Since mongo2toku just looks like a normal client application to the Percona TokuMX server, you can run multiple instances copying data to the same Percona TokuMX replica set. Therefore, it is possible to simulate the result of running a MongoDB sharded cluster workload on a single Percona TokuMX replica set. For details on how to migrate a MongoDB sharded cluster to a single Percona TokuMX replica set, see Sharded Cluster Offline: All Shards. Rolling Migration

The online migration procedure typically requires approximately double the machine capacity since there need to be two replica sets running concurrently: MongoDB and Percona TokuMX.

However, it is possible to do an online migration with little or no extra capacity. This process is more complicated and takes longer, but is suitable for applications with limited resources.
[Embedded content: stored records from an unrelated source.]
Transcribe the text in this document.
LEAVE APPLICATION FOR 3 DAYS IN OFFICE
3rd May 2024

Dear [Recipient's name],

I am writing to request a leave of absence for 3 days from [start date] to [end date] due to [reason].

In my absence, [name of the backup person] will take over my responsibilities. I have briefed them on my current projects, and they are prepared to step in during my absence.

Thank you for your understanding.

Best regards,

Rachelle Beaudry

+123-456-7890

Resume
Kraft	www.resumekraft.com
The process is site-specific, but this is the general procedure:

  1. Take a backup

    Begin as above, by taking a backup and noting the OpTime of that backup.

  2. Clean one secondary

    Instead of starting the secondary back up, remove it from the MongoDB replica set and delete its dbpath.
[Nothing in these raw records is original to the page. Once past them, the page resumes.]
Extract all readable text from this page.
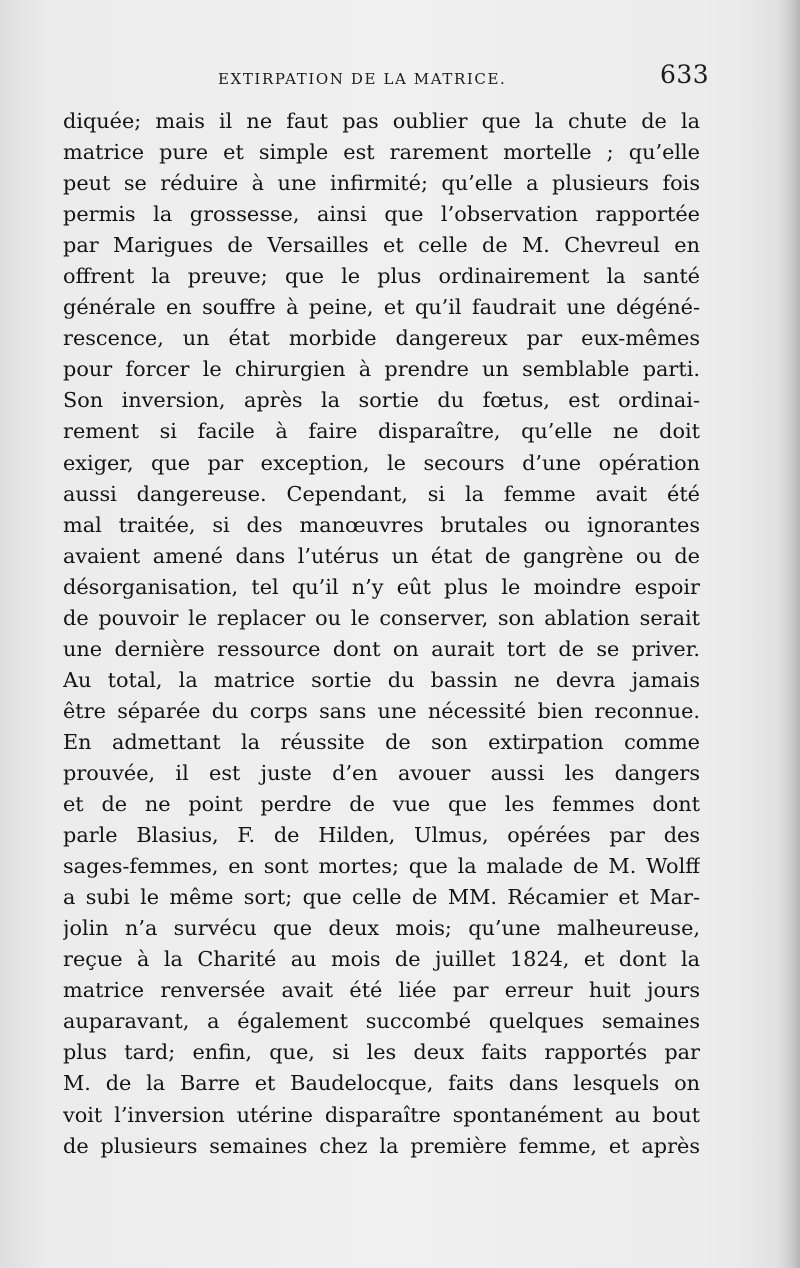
EXTIRPATION DE LA MATRICE.	633
diquée; mais il ne faut pas oublier que la chute de la
matrice pure et simple est rarement mortelle ; qu’elle
peut se réduire à une infirmité; qu’elle a plusieurs fois
permis la grossesse, ainsi que l’observation rapportée
par Marigues de Versailles et celle de M. Chevreul en
offrent la preuve; que le plus ordinairement la santé
générale en souffre à peine, et qu’il faudrait une dégéné-
rescence, un état morbide dangereux par eux-mêmes
pour forcer le chirurgien à prendre un semblable parti.
Son inversion, après la sortie du fœtus, est ordinai-
rement si facile à faire disparaître, qu’elle ne doit
exiger, que par exception, le secours d’une opération
aussi dangereuse. Cependant, si la femme avait été
mal traitée, si des manœuvres brutales ou ignorantes
avaient amené dans l’utérus un état de gangrène ou de
désorganisation, tel qu’il n’y eût plus le moindre espoir
de pouvoir le replacer ou le conserver, son ablation serait
une dernière ressource dont on aurait tort de se priver.
Au total, la matrice sortie du bassin ne devra jamais
être séparée du corps sans une nécessité bien reconnue.
En admettant la réussite de son extirpation comme
prouvée, il est juste d’en avouer aussi les dangers
et de ne point perdre de vue que les femmes dont
parle Blasius, F. de Hilden, Ulmus, opérées par des
sages-femmes, en sont mortes; que la malade de M. Wolff
a subi le même sort; que celle de MM. Récamier et Mar-
jolin n’a survécu que deux mois; qu’une malheureuse,
reçue à la Charité au mois de juillet 1824, et dont la
matrice renversée avait été liée par erreur huit jours
auparavant, a également succombé quelques semaines
plus tard; enfin, que, si les deux faits rapportés par
M. de la Barre et Baudelocque, faits dans lesquels on
voit l’inversion utérine disparaître spontanément au bout
de plusieurs semaines chez la première femme, et après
    If necessary, add more arbiters to the MongoDB replica set, since it has one fewer members now.

  3. Set up one Percona TokuMX server

    Import the backup into Percona TokuMX on the machine that was just cleaned. Turn it into a replica set (set replSet and run rs.initiate()) and add some arbiters to that replica set.


    (Optional) Shut down that TokuMX instance once its oplog is initialized, and copy its dbpath somewhere else, to be used to start other TokuMX secondaries later. Then start it again.

  4. Begin syncing

    Run mongo2toku as before, from the MongoDB replica set to the Percona TokuMX replica set.

  5. Clean another secondary

    Select another MongoDB secondary, remove it from the replica set, and delete its dbpath.

  6. Set up another Percona TokuMX server

    Install Percona TokuMX to that machine, and either add it to the Percona TokuMX replica set and let it complete an initial sync, or if the original Percona TokuMX dbpath was saved above, copy that to the new server’s dbpath and start the server with fastsync to avoid the initial sync (see the guide for Replica Set Offline (with downtime) for more details on fastsync).

    Once this machine joins the replica set, it will catch up to the synced primary.

  7. Convert the remaining servers

    Continue taking machines out of the MongoDB replica set and replacing them with Percona TokuMX machines until there are enough Percona TokuMX machines to handle the full application workload. During this process, any application queries that can normally be done on secondaries (with slaveOk) can be redirected to the Percona TokuMX replica set if it is suitably well synced.

  8. Switch application to Percona TokuMX

    When the Percona TokuMX replica set is full enough to accept the full application workload, switch the application over to it (remember to wait for mongo2toku to be “fully synced” after pausing the application), and then tear down the remaining MongoDB machines and replace them with Percona TokuMX machines if needed. Testing the Migration Process

The dbHash command can be run on any database and will produce a hash value that is dependent on all the documents in that database. After a successful migration, it will produce the same results on MongoDB as on Percona TokuMX, so it can be used to verify that a migration process was implemented successfully.

Just remember to make sure MongoDB is not accepting writes while dbHash is running, and make sure that mongo2toku says it is “fully synced” before running dbHash on Percona TokuMX. The dropDups option

When creating a unique index in MongoDB, it is possible to add the option dropDups. This is an arbitrarily destructive operation, so it was not implemented in Percona TokuMX. Even if it were implemented, there is no way for Percona TokuMX to be sure that it dropped the same documents that MongoDB would have dropped.

Therefore, if an ensureIndex with {dropDups: true} is encountered by mongo2toku, it will attempt to build the index without that option, but if there actually are duplicates, that index build will fail.

If it fails, the only option is to restart the migration process by taking a new backup. That backup will now be after the index creation happened, so you won’t need to process the same index build operation again.